Torres, a former veteran state legislator, also remarked on the flap in the media about Klein's attempt to engineer the selection of his successor. One longtime observer and participant in CIRM affairs, John M. Simpson, stem cell project director of Consumer Watchdog of Santa Monica, Ca., earlier described the Klein's efforts as “sleazy and inappropriate backroom tactics.”  Klein's actions drew international, unfavorable attention on the Internet and even generated an article in the Toronto Globe and Mail concerning what turned out to be Klein's specious claim that the chairman had to be a citizen of the United States.

Asked for a comment on the latest development, Simpson said,
“The entire 'succession' saga is a debacle that reflects poorly on the ICOC (the agency's governing board), but especially on Bob Klein, who tried to create new criteria for the chair's position not specified in Proposition 71, which he apparently cites when it is convenient and flagrantly flouts when it is not. He wanted to hand pick his own successor, but that effort blew up in his face.

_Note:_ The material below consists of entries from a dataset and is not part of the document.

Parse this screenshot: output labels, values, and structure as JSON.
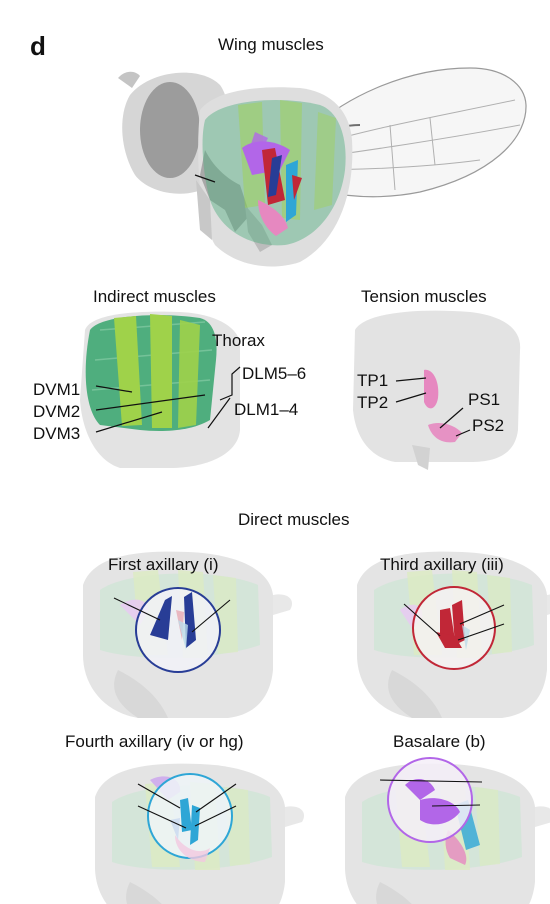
{
  "panel_letter": "d",
  "wing": {
    "title": "Wing muscles"
  },
  "indirect": {
    "title": "Indirect muscles",
    "labels": {
      "thorax": "Thorax",
      "dlm56": "DLM5–6",
      "dlm14": "DLM1–4",
      "dvm1": "DVM1",
      "dvm2": "DVM2",
      "dvm3": "DVM3"
    }
  },
  "tension": {
    "title": "Tension muscles",
    "labels": {
      "tp1": "TP1",
      "tp2": "TP2",
      "ps1": "PS1",
      "ps2": "PS2"
    }
  },
  "direct": {
    "title": "Direct muscles",
    "first": "First axillary (i)",
    "third": "Third axillary (iii)",
    "fourth": "Fourth axillary (iv or hg)",
    "basalare": "Basalare (b)"
  },
  "colors": {
    "dlm": "#4fae7e",
    "dvm": "#9fd24a",
    "first_axillary": "#283d96",
    "third_axillary": "#c12737",
    "fourth_axillary": "#2ea6d6",
    "basalare": "#b266e8",
    "tension": "#e688c0",
    "body": "#e2e2e2"
  }
}
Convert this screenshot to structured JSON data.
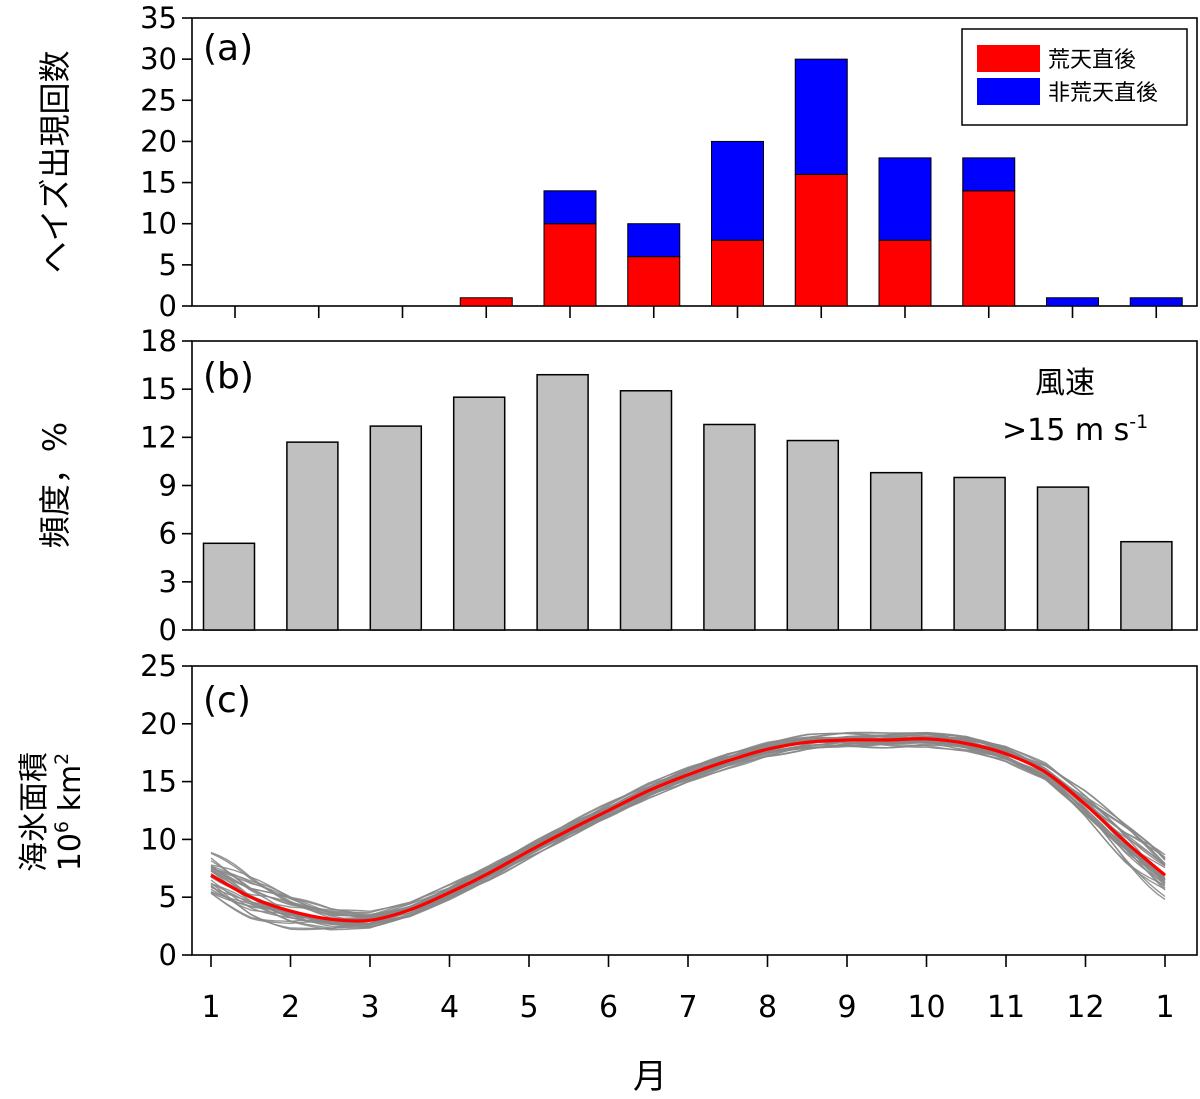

“Art Torres is eminently qualified to serve as chair and I am sorry to see him withdraw. Klein is the one who should stand down.”
In his statement to board directors, Torres said,
“As I'm sure is true for many of you, I am saddened by the recent press and blog stories that have compromised our collective hard work, history and mission. Further, these stories embolden our opponents who seek to stop stem cell research on the federal and state level. We must stand together to confront the challenges that lie ahead.”
Technically another challenger to Klein could arise but that is highly unlikely given Torres' statement, which undoubtedly reflects board sentiments as expressed during closed door board meetings last Wednesday.

Torres' reference to future actions by the Governance Subcommittee concerning selection of a new chair could mean that Klein's attempt to lead the process will be shunted aside. Earlier, Klein, a real estate investment banker, indicated that he thought it was necessary to find a nationally respected scientist to replace him. He said he would engage in a major search to find such a candidate. The board, however, has never said that it thought a scientist was necessary to fill the post.

Simpson said today,
“CIRM does not need a $500,000-a year scientist to serve as chairman when it already as a $500,000-a-year president. If this attempt was prompted by the belief the president is not performing adequately as CIRM's chief executive, the solution is simple. You fire the president and hire a new one. You do not spend another $500,000 of taxpayers' money to create a new position of "executive chairman."
Klein has said he will not serve for more than 12 months. He also recently said he would forego his $150,000, halftime salary, a move that allowed him to take part in the closed-door discussions involving selection of a chair. The action removed an economic conflict of interest on his part.